Les responsables du CNGOF, de la FNCGM et de la SFG estiment que les risques cancérogènes des pilules, certes réels mais assez faibles, doivent être mis en balance avec les avantages de la contraception orale :

* Diminution de moitié du taux de cancers de l'endomètre (qui est le deuxiéme cancer génital chez la femme, soit 4500 cas par an en France),
* Diminution de moitié du taux de cancers de l'ovaire (3100 cas par an),
* Peut-étre diminution du cancer colo-rectal,
* Espacement des naissances et donc des pathologies liées à la grossesse et à l'accouchement (hypertension, diabéte, hémorragies, accidents thrombo-emboliques...).
Cet avantage est d'autant plus précieux dans les pays en développement que 8 femmes sur 1000 y meurent en donnant la vie.
* Il faut encore compter avec la diminution des grossesses extra-utérines, des fausses couches, des interruptions volontaires de grossesse (IVG) et de leurs conséquences.
* Enfin, le fait d'arrêter la pilule priverait les femmes de plusieurs avantages (espacement des naissances, examens systématiques et dépistages faits à l'occasion de la prescription de celle-ci...).

Pour conclure, le CNGOF, la FNCGM et la SFG font leur la déclaration de l'OMS datant du 21 septembre 2005 :

"Il est important de noter que le CIRC, dans sa déclaration de juin 2005 n'a pas évalué le profil global des bénéfices et des risques des contraceptifs oraux en matière de santé publique.
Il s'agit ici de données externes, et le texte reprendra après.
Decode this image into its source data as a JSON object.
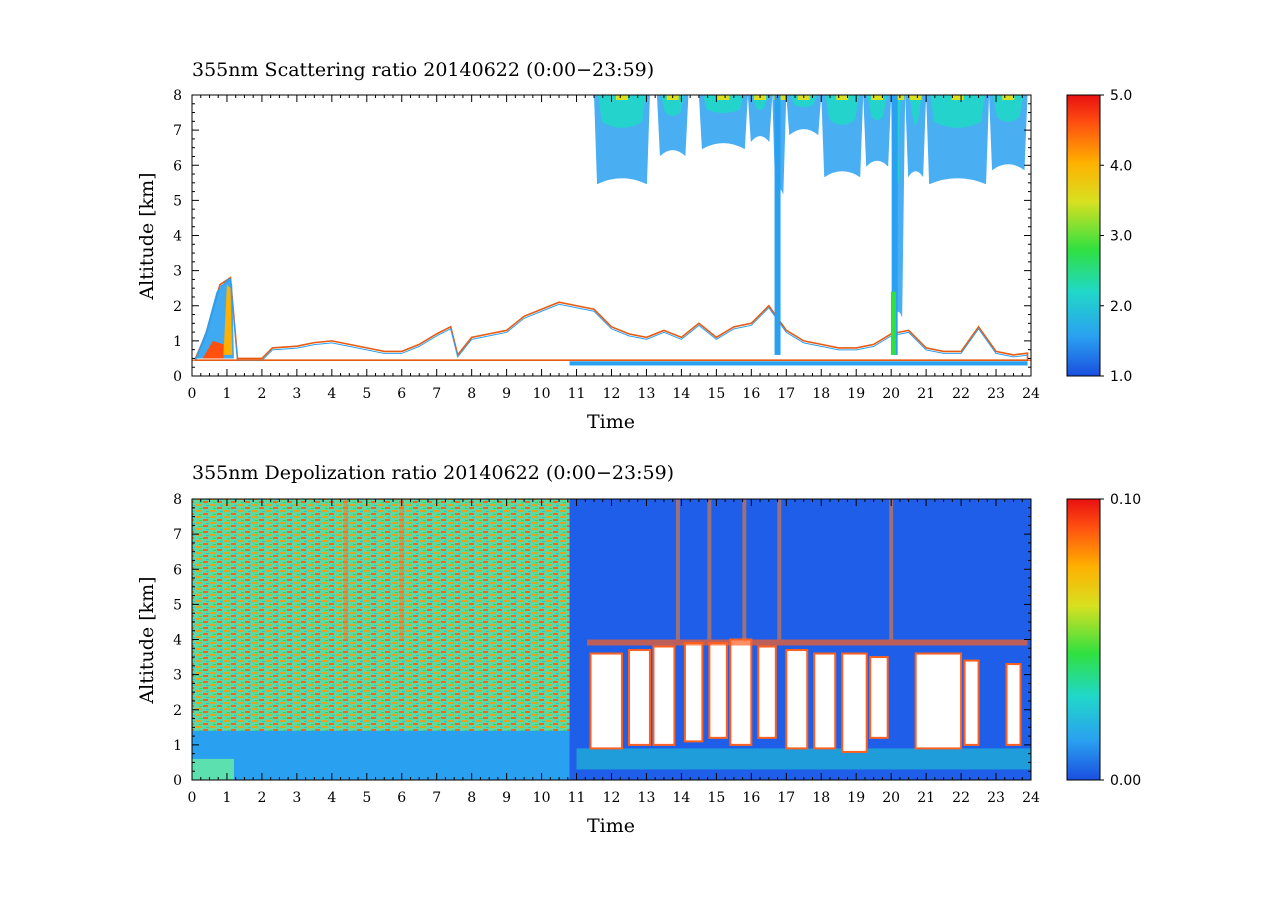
{
  "chart_data": [
    {
      "type": "heatmap",
      "title": "355nm Scattering ratio  20140622 (0:00−23:59)",
      "xlabel": "Time",
      "ylabel": "Altitude [km]",
      "xlim": [
        0,
        24
      ],
      "ylim": [
        0,
        8
      ],
      "x_ticks": [
        "0",
        "1",
        "2",
        "3",
        "4",
        "5",
        "6",
        "7",
        "8",
        "9",
        "10",
        "11",
        "12",
        "13",
        "14",
        "15",
        "16",
        "17",
        "18",
        "19",
        "20",
        "21",
        "22",
        "23",
        "24"
      ],
      "y_ticks": [
        "0",
        "1",
        "2",
        "3",
        "4",
        "5",
        "6",
        "7",
        "8"
      ],
      "colorbar": {
        "range": [
          1.0,
          5.0
        ],
        "tick_labels": [
          "1.0",
          "2.0",
          "3.0",
          "4.0",
          "5.0"
        ],
        "colors": [
          "#1a4fe0",
          "#2aa0f0",
          "#20d8c8",
          "#30e040",
          "#d8e020",
          "#ffb000",
          "#ff5010",
          "#e81010"
        ]
      },
      "features": {
        "low_layer_top_km": 0.45,
        "boundary_layer_top_km": [
          [
            0.1,
            0.5
          ],
          [
            0.4,
            1.2
          ],
          [
            0.8,
            2.6
          ],
          [
            1.1,
            2.8
          ],
          [
            1.3,
            0.5
          ],
          [
            2.0,
            0.5
          ],
          [
            2.3,
            0.8
          ],
          [
            3.0,
            0.85
          ],
          [
            3.5,
            0.95
          ],
          [
            4.0,
            1.0
          ],
          [
            4.5,
            0.9
          ],
          [
            5.0,
            0.8
          ],
          [
            5.5,
            0.7
          ],
          [
            6.0,
            0.7
          ],
          [
            6.5,
            0.9
          ],
          [
            7.0,
            1.2
          ],
          [
            7.4,
            1.4
          ],
          [
            7.6,
            0.6
          ],
          [
            8.0,
            1.1
          ],
          [
            8.5,
            1.2
          ],
          [
            9.0,
            1.3
          ],
          [
            9.5,
            1.7
          ],
          [
            10.0,
            1.9
          ],
          [
            10.5,
            2.1
          ],
          [
            11.0,
            2.0
          ],
          [
            11.5,
            1.9
          ],
          [
            12.0,
            1.4
          ],
          [
            12.5,
            1.2
          ],
          [
            13.0,
            1.1
          ],
          [
            13.5,
            1.3
          ],
          [
            14.0,
            1.1
          ],
          [
            14.5,
            1.5
          ],
          [
            15.0,
            1.1
          ],
          [
            15.5,
            1.4
          ],
          [
            16.0,
            1.5
          ],
          [
            16.5,
            2.0
          ],
          [
            17.0,
            1.3
          ],
          [
            17.5,
            1.0
          ],
          [
            18.0,
            0.9
          ],
          [
            18.5,
            0.8
          ],
          [
            19.0,
            0.8
          ],
          [
            19.5,
            0.9
          ],
          [
            20.0,
            1.2
          ],
          [
            20.5,
            1.3
          ],
          [
            21.0,
            0.8
          ],
          [
            21.5,
            0.7
          ],
          [
            22.0,
            0.7
          ],
          [
            22.5,
            1.4
          ],
          [
            23.0,
            0.7
          ],
          [
            23.5,
            0.6
          ],
          [
            23.9,
            0.65
          ]
        ],
        "cirrus_cloud_spans_h": [
          [
            11.5,
            13.1,
            5.8
          ],
          [
            13.3,
            14.2,
            6.6
          ],
          [
            14.5,
            15.9,
            6.8
          ],
          [
            15.9,
            16.6,
            7.0
          ],
          [
            16.6,
            17.0,
            5.5
          ],
          [
            17.0,
            18.0,
            7.2
          ],
          [
            18.0,
            19.2,
            6.0
          ],
          [
            19.2,
            20.0,
            6.3
          ],
          [
            20.0,
            20.4,
            2.0
          ],
          [
            20.4,
            21.0,
            6.0
          ],
          [
            21.0,
            22.8,
            5.8
          ],
          [
            22.8,
            23.9,
            6.2
          ]
        ]
      }
    },
    {
      "type": "heatmap",
      "title": "355nm Depolization ratio  20140622 (0:00−23:59)",
      "xlabel": "Time",
      "ylabel": "Altitude [km]",
      "xlim": [
        0,
        24
      ],
      "ylim": [
        0,
        8
      ],
      "x_ticks": [
        "0",
        "1",
        "2",
        "3",
        "4",
        "5",
        "6",
        "7",
        "8",
        "9",
        "10",
        "11",
        "12",
        "13",
        "14",
        "15",
        "16",
        "17",
        "18",
        "19",
        "20",
        "21",
        "22",
        "23",
        "24"
      ],
      "y_ticks": [
        "0",
        "1",
        "2",
        "3",
        "4",
        "5",
        "6",
        "7",
        "8"
      ],
      "colorbar": {
        "range": [
          0.0,
          0.1
        ],
        "tick_labels": [
          "0.00",
          "0.10"
        ],
        "colors": [
          "#1a4fe0",
          "#2aa0f0",
          "#20d8c8",
          "#30e040",
          "#d8e020",
          "#ffb000",
          "#ff5010",
          "#e81010"
        ]
      },
      "features": {
        "noisy_region_end_hr": 10.8,
        "white_gap_blocks": [
          [
            11.4,
            12.3,
            0.9,
            3.6
          ],
          [
            12.5,
            13.1,
            1.0,
            3.7
          ],
          [
            13.2,
            13.8,
            1.0,
            3.8
          ],
          [
            14.1,
            14.6,
            1.1,
            3.9
          ],
          [
            14.8,
            15.3,
            1.2,
            3.9
          ],
          [
            15.4,
            16.0,
            1.0,
            4.0
          ],
          [
            16.2,
            16.7,
            1.2,
            3.8
          ],
          [
            17.0,
            17.6,
            0.9,
            3.7
          ],
          [
            17.8,
            18.4,
            0.9,
            3.6
          ],
          [
            18.6,
            19.3,
            0.8,
            3.6
          ],
          [
            19.4,
            19.9,
            1.2,
            3.5
          ],
          [
            20.7,
            22.0,
            0.9,
            3.6
          ],
          [
            22.1,
            22.5,
            1.0,
            3.4
          ],
          [
            23.3,
            23.7,
            1.0,
            3.3
          ]
        ]
      }
    }
  ]
}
Comme l'a souligné le CIRC, les contraceptifs oraux modifient légèrement le risque de cancer, ce risque augmentant au niveau de certains sites (sein, col utérin, foie) et diminuant au niveau de certains autres (endomètre, ovaire).

Différentes équipes de l'OMS évaluent régulièrement la sécurité et la balance risques-bénéfices des contraceptifs oraux. Elles ont conclu que pour la plupart des femmes les bénéfices pour la santé excèdent clairement les risques" (WHO, Family Planning Home, Evidence-based Guidance, 21 septembre 2005)

Pour le CNGOF, pour la FNCGM et pour la SFG, la pilule a été et est bien plus qu'un dispositif médical. Les bénéfices acquis par la pilule concernent la société toute entière. Évitons donc tout alarmisme injustifié.